ALINTIDIR
Immanuel Kant ve Ahlak Felsefesi
Kant, evrensel bir ödev ahlakının varlığını savunmaktadır. Kant bu düşüncesiyle, insanların kurallara her şartta uymalarını öngörür. Örneğin, trafik polisinin olduğu bir yerde, kırmızı ışık yanınca duran araba sürücüsü, trafik polisi olmadığı zaman da hatta gecenin ortasında, etrafta hiç kimse yokken bile ödev ahlakının gereği olarak kırmızı ışıkta durabilmelidir.
Kant'a göre ahlakın kaynağı asla tecrübe olamaz. Ona göre insanlarda bir iyilik iradesi vardır. Bu irade de davranışları menfaat gözetmeksizin ortaya koymanın ta kendisidir. İnsanlar bu iradeyi tecrübeden değil, numenden kazanmaktadırlar.
Kant, ödev ahlakının dışında bir de toplumsal ahlaktan bahseder. Bunun en basit örneklerinden birisi de savaş esnasında insan öldürmektir. Savaş ortamında insan öldürmek, toplumsal bir ahlak anlayışının desteğindedir.
Ödev Ahlakı
Ona göre evrensel ahlak yasası mümkündür. Fakat böyle bir yasa doğa yasası gibi olanı değil, olması gerekeni içeren bir yapıda olmasıyla mümkündür. Bu yasa bizim içimizde var olan iradeyle gerçekleşir. Bu, otonomidir. Otonomi “Yasası kendi içinde olmaktır.” ki bununla birlikte özgürlük ortaya çıkar. Yani insan kendi ahlak yasasını kendi belirler. Bu, ahlaki eylemin temel şartıdır. Bu ahlak yasasına uymak zorunluluk değil, bir ödevdir.
Ödev; yapmayı, yerine getirmeyi kendi isteğimizle üstlendiğimiz, sorumluluğunu üzerimize aldığımız bir buyruktur. Bu buyruk insanı dışarıdan koşullayan koşullu buyruk (hipotetik imperatif) değildir. Bu buyruk, bizim kendimize koyduğumuz bir buyruk anlamında koşulsuz buyruk (kategorik imperatif) tur. Yani ödev insana başkası tarafından değil, bizzat kendisi tarafından, kendi vicdanı tarafından verilir. İnsan kendi ödevini kendisi oluşturur.
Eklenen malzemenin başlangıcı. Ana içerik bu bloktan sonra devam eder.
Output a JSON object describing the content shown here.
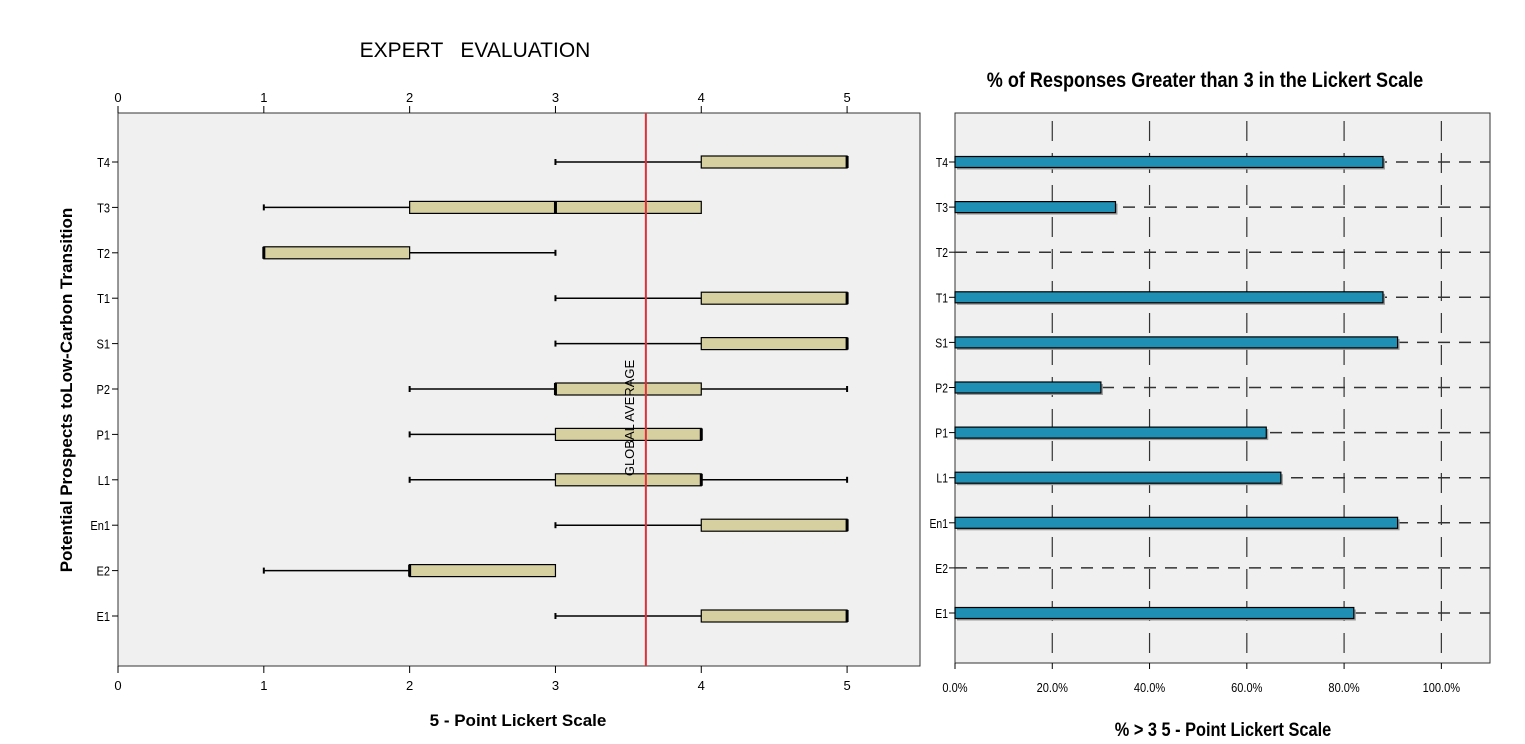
{
  "chart_data": [
    {
      "type": "boxplot",
      "title": "EXPERT   EVALUATION",
      "xlabel": "5 - Point Lickert Scale",
      "ylabel": "Potential Prospects toLow-Carbon Transition",
      "xlim": [
        0,
        5.5
      ],
      "xticks": [
        "0",
        "1",
        "2",
        "3",
        "4",
        "5"
      ],
      "orientation": "horizontal",
      "box_color": "#d6d0a0",
      "plot_background": "#f0f0f0",
      "reference_line": {
        "label": "GLOBAL AVERAGE",
        "value": 3.62,
        "color": "#e0303a"
      },
      "categories": [
        "T4",
        "T3",
        "T2",
        "T1",
        "S1",
        "P2",
        "P1",
        "L1",
        "En1",
        "E2",
        "E1"
      ],
      "series": [
        {
          "category": "T4",
          "min": 3,
          "q1": 4,
          "median": 5,
          "q3": 5,
          "max": 5
        },
        {
          "category": "T3",
          "min": 1,
          "q1": 2,
          "median": 3,
          "q3": 4,
          "max": 4
        },
        {
          "category": "T2",
          "min": 1,
          "q1": 1,
          "median": 1,
          "q3": 2,
          "max": 3
        },
        {
          "category": "T1",
          "min": 3,
          "q1": 4,
          "median": 5,
          "q3": 5,
          "max": 5
        },
        {
          "category": "S1",
          "min": 3,
          "q1": 4,
          "median": 5,
          "q3": 5,
          "max": 5
        },
        {
          "category": "P2",
          "min": 2,
          "q1": 3,
          "median": 3,
          "q3": 4,
          "max": 5
        },
        {
          "category": "P1",
          "min": 2,
          "q1": 3,
          "median": 4,
          "q3": 4,
          "max": 4
        },
        {
          "category": "L1",
          "min": 2,
          "q1": 3,
          "median": 4,
          "q3": 4,
          "max": 5
        },
        {
          "category": "En1",
          "min": 3,
          "q1": 4,
          "median": 5,
          "q3": 5,
          "max": 5
        },
        {
          "category": "E2",
          "min": 1,
          "q1": 2,
          "median": 2,
          "q3": 3,
          "max": 3
        },
        {
          "category": "E1",
          "min": 3,
          "q1": 4,
          "median": 5,
          "q3": 5,
          "max": 5
        }
      ]
    },
    {
      "type": "bar",
      "orientation": "horizontal",
      "title": "% of Responses Greater than 3 in the Lickert Scale",
      "xlabel": "% > 3 5 - Point Lickert Scale",
      "xlim": [
        0,
        1.1
      ],
      "xticks": [
        "0.0%",
        "20.0%",
        "40.0%",
        "60.0%",
        "80.0%",
        "100.0%"
      ],
      "grid": "dashed",
      "bar_color": "#1f8fb3",
      "plot_background": "#f0f0f0",
      "categories": [
        "T4",
        "T3",
        "T2",
        "T1",
        "S1",
        "P2",
        "P1",
        "L1",
        "En1",
        "E2",
        "E1"
      ],
      "values": [
        0.88,
        0.33,
        0.0,
        0.88,
        0.91,
        0.3,
        0.64,
        0.67,
        0.91,
        0.0,
        0.82
      ]
    }
  ]
}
Koşullu buyruk (hipotetik imperatif) belirli bir amaca ulaşmak için ne yapılması gerektiğini söyleyen buyruktur. İnsanın arzu ve isteklerine bağlı olan bu buyruk, eylemin muhtemel sonuçlarını dikkate alarak ortaya çıkar. Koşulsuz buyruk (kategorik imperatif) ise bir koşula bağlı olmadan, bütün insanlar için geçerliliği olan buyruktur. İnsanın arzu ve isteklerine bağlı olmayan bu buyruk, eylemin muhtemel sonuçlarını dikkate almadan, zorunlu olarak ortaya çıkar. Koşulsuz buyruğun temelinde üç ilke vardır:
- Öyle davran ki davranışın temelindeki ilke, tüm insanlar için geçerli olan evrensel ilke veya yasa olsun.
- İnsanlığı, kendinde ve başkalarında, bir araç olarak değil de her zaman bir amaç olarak görecek şekilde davran!
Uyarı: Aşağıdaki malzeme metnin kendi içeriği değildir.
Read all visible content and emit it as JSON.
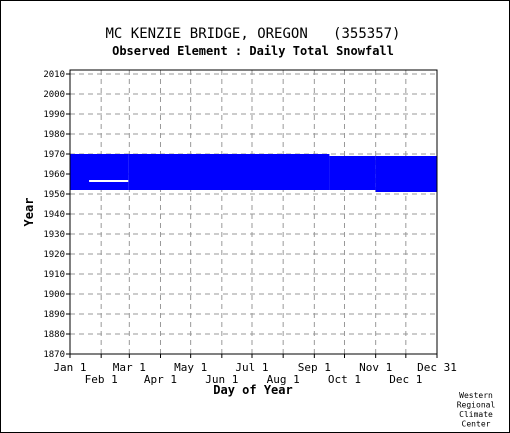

- Öyle davran ki iraden, kendisini herkes için geçerli olan kurallar koyan bir yasa koyucu olarak hissetsin!
Bir eylem, bir çıkar veya beklenti içerisinde yapılmışsa bu eylem, koşullu eylemdir ve bu eylem ahlaki değildir. Fakat bir eylem, ödev duygusu içerisinde, hiçbir çıkar veya beklenti içerisine girmeden koşulsuz buyruk ile yapılmış ise ahlakidir. Örneğin araç kullanırken kırmızı ışık yandığında sadece vicdanen bu kurala uymak, Kant'a göre ahlaklı bir eylemdir. Çünkü kırmızı ışıkta, salt çıkarın tamamen dışında, sadece vicdani gereklilikten ötürü durulmuştur. Kırmızı ışıkta durma nedenimiz ceza almamak, kameraya yakalanmamak, birilerine hoş görünmek vb. ise de bu eylem Kant'a göre ahlaksızca bir davranıştır; çünkü davranışın temelinde çıkar vardır.
Bir davranış yapılmadan önce o davranışın yapılış amacı (niyeti) önemlidir. Buradaki niyet sadece ödeve uygun olarak, amacı kendisi için olan salt iyiyi (niyeti) gerçekleştirmektir. Salt iyi yasaya uygun olandır. Kant’ın bu düşüncesine ödev ahlakı (iyi niyet ahlakı) denir.